I’m just a soul whose intentions are good
Oh Lord, please don’t let me be misunderstood.
–Eric Burdon & the Animals, 1965
We all feel that way sometimes. In the beginning, it’s inevitable, with only varying tones and volumes of bawling to distinguish the point you’re trying to get across to mom or dad. As a teenager, it’s practically a rite of passage; nobody seems to understand what you’re going through (which is what leads so many of us to rock ‘n’ roll). It doesn’t get any easier as an adult; the potential disasters of misunderstanding loom in wider and deeper chasms, capable of swallowing up once-blooming relationships between souls whose intentions were good.
Jeff Tweedy knows the feeling. The first track on Wilco’s new record is called “Misunderstood”, and it’s unlike anything the band has ever recorded before.
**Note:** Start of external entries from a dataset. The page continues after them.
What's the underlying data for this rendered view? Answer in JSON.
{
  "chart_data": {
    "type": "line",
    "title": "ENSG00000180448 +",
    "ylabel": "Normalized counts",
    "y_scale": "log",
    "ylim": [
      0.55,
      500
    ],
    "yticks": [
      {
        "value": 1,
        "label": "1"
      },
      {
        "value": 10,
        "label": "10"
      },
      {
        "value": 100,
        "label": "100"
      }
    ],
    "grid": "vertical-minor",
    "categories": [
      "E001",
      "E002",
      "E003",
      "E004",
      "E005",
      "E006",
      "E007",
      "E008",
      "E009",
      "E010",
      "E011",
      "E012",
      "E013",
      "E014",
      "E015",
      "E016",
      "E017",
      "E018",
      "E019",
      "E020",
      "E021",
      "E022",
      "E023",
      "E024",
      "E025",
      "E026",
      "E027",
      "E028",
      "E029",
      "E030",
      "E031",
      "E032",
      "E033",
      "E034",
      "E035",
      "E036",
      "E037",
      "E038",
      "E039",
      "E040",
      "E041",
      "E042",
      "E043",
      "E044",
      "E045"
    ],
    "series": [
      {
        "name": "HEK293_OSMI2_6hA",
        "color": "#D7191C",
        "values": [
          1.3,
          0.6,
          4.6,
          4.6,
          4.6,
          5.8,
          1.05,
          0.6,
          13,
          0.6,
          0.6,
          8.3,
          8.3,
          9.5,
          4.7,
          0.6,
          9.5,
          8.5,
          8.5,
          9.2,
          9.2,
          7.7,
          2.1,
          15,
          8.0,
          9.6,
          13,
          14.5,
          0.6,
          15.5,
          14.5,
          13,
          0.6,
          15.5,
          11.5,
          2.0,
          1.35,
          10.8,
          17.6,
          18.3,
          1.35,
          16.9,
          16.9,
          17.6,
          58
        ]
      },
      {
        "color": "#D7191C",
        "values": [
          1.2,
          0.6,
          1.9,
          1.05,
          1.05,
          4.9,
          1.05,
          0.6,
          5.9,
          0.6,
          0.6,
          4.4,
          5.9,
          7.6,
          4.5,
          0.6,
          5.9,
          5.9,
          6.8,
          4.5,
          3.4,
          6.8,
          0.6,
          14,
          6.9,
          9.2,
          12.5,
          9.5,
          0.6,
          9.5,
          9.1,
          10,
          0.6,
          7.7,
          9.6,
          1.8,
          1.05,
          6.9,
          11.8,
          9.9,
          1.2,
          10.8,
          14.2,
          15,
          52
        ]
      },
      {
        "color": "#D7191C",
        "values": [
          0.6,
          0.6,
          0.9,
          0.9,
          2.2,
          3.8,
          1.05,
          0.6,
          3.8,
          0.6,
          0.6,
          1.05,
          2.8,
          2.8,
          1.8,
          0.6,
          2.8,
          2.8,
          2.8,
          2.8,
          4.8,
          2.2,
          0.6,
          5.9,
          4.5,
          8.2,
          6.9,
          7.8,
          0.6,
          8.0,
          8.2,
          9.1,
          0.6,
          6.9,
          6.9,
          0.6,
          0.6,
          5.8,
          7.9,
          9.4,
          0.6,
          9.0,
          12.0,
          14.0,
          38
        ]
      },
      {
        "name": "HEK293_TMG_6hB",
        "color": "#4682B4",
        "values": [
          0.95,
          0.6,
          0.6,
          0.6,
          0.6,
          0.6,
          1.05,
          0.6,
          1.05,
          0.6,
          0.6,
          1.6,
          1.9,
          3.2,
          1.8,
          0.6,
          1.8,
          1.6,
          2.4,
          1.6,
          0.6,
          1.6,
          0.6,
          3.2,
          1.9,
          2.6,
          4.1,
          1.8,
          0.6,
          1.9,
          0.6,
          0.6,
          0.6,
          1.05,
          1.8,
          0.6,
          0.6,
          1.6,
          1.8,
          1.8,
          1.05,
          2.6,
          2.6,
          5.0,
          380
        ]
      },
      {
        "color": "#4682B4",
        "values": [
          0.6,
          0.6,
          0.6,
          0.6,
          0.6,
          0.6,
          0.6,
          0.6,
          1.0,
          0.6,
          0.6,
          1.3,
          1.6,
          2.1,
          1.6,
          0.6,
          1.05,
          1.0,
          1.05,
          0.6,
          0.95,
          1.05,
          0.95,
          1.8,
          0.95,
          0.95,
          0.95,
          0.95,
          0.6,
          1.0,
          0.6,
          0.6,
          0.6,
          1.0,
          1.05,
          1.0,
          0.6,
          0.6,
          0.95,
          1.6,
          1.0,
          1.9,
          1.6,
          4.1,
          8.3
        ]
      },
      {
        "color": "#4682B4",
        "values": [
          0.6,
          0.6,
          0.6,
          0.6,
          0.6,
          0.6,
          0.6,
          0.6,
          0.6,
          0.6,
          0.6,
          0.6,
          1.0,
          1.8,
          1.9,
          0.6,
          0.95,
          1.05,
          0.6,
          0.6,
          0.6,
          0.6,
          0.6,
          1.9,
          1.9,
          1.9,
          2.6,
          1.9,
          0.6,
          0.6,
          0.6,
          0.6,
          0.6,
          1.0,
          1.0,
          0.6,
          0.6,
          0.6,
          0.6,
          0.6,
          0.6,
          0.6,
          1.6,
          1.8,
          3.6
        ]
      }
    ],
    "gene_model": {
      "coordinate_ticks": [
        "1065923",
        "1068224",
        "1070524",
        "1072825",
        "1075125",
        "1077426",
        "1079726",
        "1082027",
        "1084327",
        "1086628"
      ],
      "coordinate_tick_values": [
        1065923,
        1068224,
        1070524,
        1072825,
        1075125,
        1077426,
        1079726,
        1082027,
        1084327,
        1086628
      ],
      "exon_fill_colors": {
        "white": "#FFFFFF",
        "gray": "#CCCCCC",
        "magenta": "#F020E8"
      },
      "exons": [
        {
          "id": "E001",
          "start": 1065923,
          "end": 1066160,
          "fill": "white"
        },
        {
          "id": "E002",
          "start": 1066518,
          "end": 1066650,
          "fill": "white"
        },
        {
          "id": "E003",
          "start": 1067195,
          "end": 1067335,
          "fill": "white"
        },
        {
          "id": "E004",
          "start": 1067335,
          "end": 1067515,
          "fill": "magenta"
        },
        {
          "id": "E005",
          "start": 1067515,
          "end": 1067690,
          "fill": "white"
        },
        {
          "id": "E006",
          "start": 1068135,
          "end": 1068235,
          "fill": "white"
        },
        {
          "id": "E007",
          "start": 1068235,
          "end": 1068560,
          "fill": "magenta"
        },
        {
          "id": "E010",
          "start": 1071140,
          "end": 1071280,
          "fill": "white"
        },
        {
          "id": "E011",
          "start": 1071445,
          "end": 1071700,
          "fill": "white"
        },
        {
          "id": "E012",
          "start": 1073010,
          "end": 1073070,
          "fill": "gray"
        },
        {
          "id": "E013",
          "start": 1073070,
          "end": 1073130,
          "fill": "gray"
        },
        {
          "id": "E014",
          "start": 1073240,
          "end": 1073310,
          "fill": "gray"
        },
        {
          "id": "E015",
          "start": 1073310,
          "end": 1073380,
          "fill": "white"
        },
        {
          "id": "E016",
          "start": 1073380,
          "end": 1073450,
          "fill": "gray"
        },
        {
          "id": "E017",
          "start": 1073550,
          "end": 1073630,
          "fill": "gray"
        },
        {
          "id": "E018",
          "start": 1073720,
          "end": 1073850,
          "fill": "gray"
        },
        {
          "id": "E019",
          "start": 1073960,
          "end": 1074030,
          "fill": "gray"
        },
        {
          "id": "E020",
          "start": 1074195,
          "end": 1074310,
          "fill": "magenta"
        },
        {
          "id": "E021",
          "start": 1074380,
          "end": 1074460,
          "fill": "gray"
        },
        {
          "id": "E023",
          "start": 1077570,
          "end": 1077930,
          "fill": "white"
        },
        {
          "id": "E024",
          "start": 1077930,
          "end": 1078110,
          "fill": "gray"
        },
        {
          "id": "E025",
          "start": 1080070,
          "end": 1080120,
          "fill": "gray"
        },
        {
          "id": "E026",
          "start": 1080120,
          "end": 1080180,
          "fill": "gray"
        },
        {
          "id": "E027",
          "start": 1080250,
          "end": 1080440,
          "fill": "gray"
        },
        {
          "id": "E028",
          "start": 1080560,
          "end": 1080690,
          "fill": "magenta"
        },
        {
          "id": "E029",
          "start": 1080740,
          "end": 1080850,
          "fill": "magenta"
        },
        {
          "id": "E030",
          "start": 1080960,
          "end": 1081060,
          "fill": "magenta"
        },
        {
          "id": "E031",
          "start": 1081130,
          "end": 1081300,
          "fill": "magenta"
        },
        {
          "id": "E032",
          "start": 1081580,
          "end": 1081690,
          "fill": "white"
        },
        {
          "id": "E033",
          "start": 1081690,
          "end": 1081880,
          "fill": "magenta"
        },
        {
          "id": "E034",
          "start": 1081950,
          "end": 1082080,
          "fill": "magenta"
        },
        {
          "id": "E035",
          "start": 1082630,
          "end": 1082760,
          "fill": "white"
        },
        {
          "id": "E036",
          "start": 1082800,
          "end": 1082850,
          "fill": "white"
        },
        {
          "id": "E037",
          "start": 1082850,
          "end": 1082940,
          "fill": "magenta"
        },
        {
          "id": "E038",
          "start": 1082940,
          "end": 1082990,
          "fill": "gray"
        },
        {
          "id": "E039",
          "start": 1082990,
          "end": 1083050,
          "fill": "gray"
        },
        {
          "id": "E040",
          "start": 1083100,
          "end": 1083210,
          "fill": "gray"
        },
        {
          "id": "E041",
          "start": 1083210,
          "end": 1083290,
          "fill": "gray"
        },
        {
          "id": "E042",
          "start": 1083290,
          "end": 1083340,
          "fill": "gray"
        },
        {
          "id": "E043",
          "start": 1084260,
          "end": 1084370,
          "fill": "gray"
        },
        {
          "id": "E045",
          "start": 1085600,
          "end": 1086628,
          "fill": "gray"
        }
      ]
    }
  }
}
The introduction is an assault of cacophonous dissonance; after about 10 seconds, it fades into a simple piano ballad of vignette verses, before transforming once again several minutes later into a cathartic, screaming final chorus of Tweedy pleading that he’s “so misunderstood” before finally declaring, “I’d like to thank you all for nothin’ at all.”
Welcome to the new Wilco.
By now, the buzz has already begun building about Being There, which is due in stores on October 22. For starters, it’s a double album — an ambitious undertaking for a band at any stage of their career, much less for their second release. The material, meanwhile, is all over the map, dropping numerous veiled and obvious references to classic ’60s rock and pop acts such the Rolling Stones and the Beach Boys. Furthermore, guitarist Jay Bennett spent a significant amount of time in the studio playing piano. (The shift of instrumental emphasis likely will become more evident on tour this fall, as mandolin/fiddle/dobro/banjo player Max Johnston was dismissed from the band in early August.)
That said, Being There isn’t so much a departure from Wilco’s past as an extension of it. About half a dozen songs on the record are country/folkish acoustic numbers that would’ve seemed at home on the band’s 1995 debut A.M. or a latter-day Uncle Tupelo album. It’s clear that such songs and sounds are still important to the band, since it would’ve been easy to eliminate those tracks and pare down the new release to a single disc if they had wanted to make a complete break from their past musically.
Emotionally, however, breaking from the past does seem to be much of what Being There is about for Tweedy, who turned 29 in August. Last winter, he and his wife Sue Miller, co-owner of the storied Chicago nightclub Lounge Ax, had a son, and fatherhood seems to have had a profound effect on Wilco’s frontman. “I really wanted the record to close that chapter of my life where music was the only thing in my life, forever. I wanted it to be like, ‘See ya later!’,” he says. “But at the same time, I ended up feeling more excited about it again, with just a different perspective on it, but in a really healthy way.”
“Hold on a second, I’ve gotta turn this baby monitor off,” Tweedy says on the other end of the phone line from his home in Chicago as we begin our interview. A baby monitor? “It’s like a walkie-talkie for your sleeping baby; it’s this receiver you can carry around with you, but it’s not good for cordless phones.” Which explains the static that has suddenly besieged the line.
Granted, having a kid throws a few logistical curveballs at those ever-present music-biz duties such as interviews — or, for that matter, touring, which Tweedy touches upon when discussing a recent tour with his side-project band, Golden Smog, that was extended a bit longer than expected. “It seemed like there was no real legitimate excuse to turn the shows down, other than I wanted to stay home with my son — which I felt like was pretty legitimate,” he says.
Fortunately for Tweedy and his newfound domesticity, most of the recording of Being There was done in Chicago. “That really felt great, because I’d come home every night, and instead of popping in a rough mix of what I did that day and sitting around and stewing about it, I didn’t have any time to think about it. I was changing diapers and playing with my baby and totally excited about that being way more important all of a sudden. It felt like it really contributed to being a little bit freer about the whole process.”
The initial recording was done in November of last year at a Chicago studio called War Zone, known primarily for industrial-rock projects. “It was in this huge live room, but I can’t understand why they have this live room because they never track anything live. They do mostly industrial stuff; it’s all synths and MIDI and drum machines,” Tweedy said. “I think they were kind of freaked out having a band play live in there. They didn’t have any monitors; we just did it all in the same room, without any headphones, just trying really hard to hear each other.”
Though Tweedy was already starting to fit some of the songs together in his head, a double album wasn’t part of the plan going into the sessions. “I kind of had these songs all worked out as a sequence, and we recorded them like that; it was like eight songs or so. And at that point I felt like, well, it’s going to be really easy to finish this record, because I felt pretty good about most of the stuff we got out of that session.